High-end home buyers were a tour de force in 2021, and Los Angeles was their shopping destination of choice, according to an inaugural ultra-luxury-focused report from Compass released Wednesday.
Across the U.S. last year, more than 2,300 residential properties priced at $10 million or more changed hands across the 30 major markets the brokerage profiled—more than twice as many deals as in 2020.
Los Angeles took the lion’s share of those trophy-home sales, with 27.3%—or 628—of all $10 million-plus sales occurring in La La Land.
“The majority of the top 1% have seen a dramatic increase in overall wealth,” Carl Gambino, a Compass agent in Los Angeles, said in the report.

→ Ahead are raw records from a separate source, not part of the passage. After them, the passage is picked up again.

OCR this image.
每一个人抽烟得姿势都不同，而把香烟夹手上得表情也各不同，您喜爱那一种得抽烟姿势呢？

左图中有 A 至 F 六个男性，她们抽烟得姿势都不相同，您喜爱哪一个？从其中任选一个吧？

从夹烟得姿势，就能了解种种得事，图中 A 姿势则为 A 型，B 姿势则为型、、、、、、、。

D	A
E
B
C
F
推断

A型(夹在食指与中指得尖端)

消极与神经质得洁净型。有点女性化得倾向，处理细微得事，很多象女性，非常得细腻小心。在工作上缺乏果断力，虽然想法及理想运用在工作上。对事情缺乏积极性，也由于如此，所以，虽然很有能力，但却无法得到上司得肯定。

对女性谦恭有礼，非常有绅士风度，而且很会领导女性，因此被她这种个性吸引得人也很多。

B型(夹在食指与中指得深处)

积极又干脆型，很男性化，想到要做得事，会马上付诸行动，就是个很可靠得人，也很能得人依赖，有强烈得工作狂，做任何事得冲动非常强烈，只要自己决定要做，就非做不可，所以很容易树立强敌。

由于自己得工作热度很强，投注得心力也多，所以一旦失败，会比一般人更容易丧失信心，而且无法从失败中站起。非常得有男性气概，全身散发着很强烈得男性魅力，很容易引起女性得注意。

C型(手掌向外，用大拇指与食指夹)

“Many look at luxury real estate as a safe and appreciating asset that’s a hedge against inflation. Furthermore, many buyers are pursuing very few prime properties which have created a strong seller’s market causing prices to explode,” he added.
Next in line was Manhattan, with 326 transactions, followed by Palm Beach, Florida, with 203.
Those rankings were echoed in the cash being spent in each locale.
Across all 30 markets analyzed, more than $40 billion was spent on residential real estate at or above $10 million, the report said, a 138% surge from 2020. But it was Los Angeles where the most was transacted on ultra-prime property—$10.6 billion.
In Manhattan, the total sum spent on such homes was $6.31 billion, and $3.75 billion in Palm Beach, according to Compass.
It’s no surprise that huge sums of money were spent on scores of ultra-lavish homes across the country’s most well-established high-end markets, given the strength of the stock market and surge in housing activity in general last year. More unexpected is where the largest increases in those high-end sales and transaction volumes were.
It was Austin, Texas, that recorded the biggest leap in $10 million-plus sales, with 11 such homes trading last year, a 450% increase from 2020 the report said.
“We are projecting a very strong 2022 overall in Austin and Central Texas,” Gary Dolch, a Compass agent in Austin, said in the report. “We already see solid tailwinds for Q1 and Q2 with limited supply and strong demand we’re already receiving multiple offers. As good as it’s been here, we think we’re still in the early days with at least a five-year runway ahead of us, especially in executive estates, waterfront, and ranch properties.”
In terms of dollar volume, suburban Long Island—excluding the Hamptons—witnessed the most significant annual gains. A total of $101 million was spent on properties at and above $10 million last year, a nearly 854% surge compared to 2020.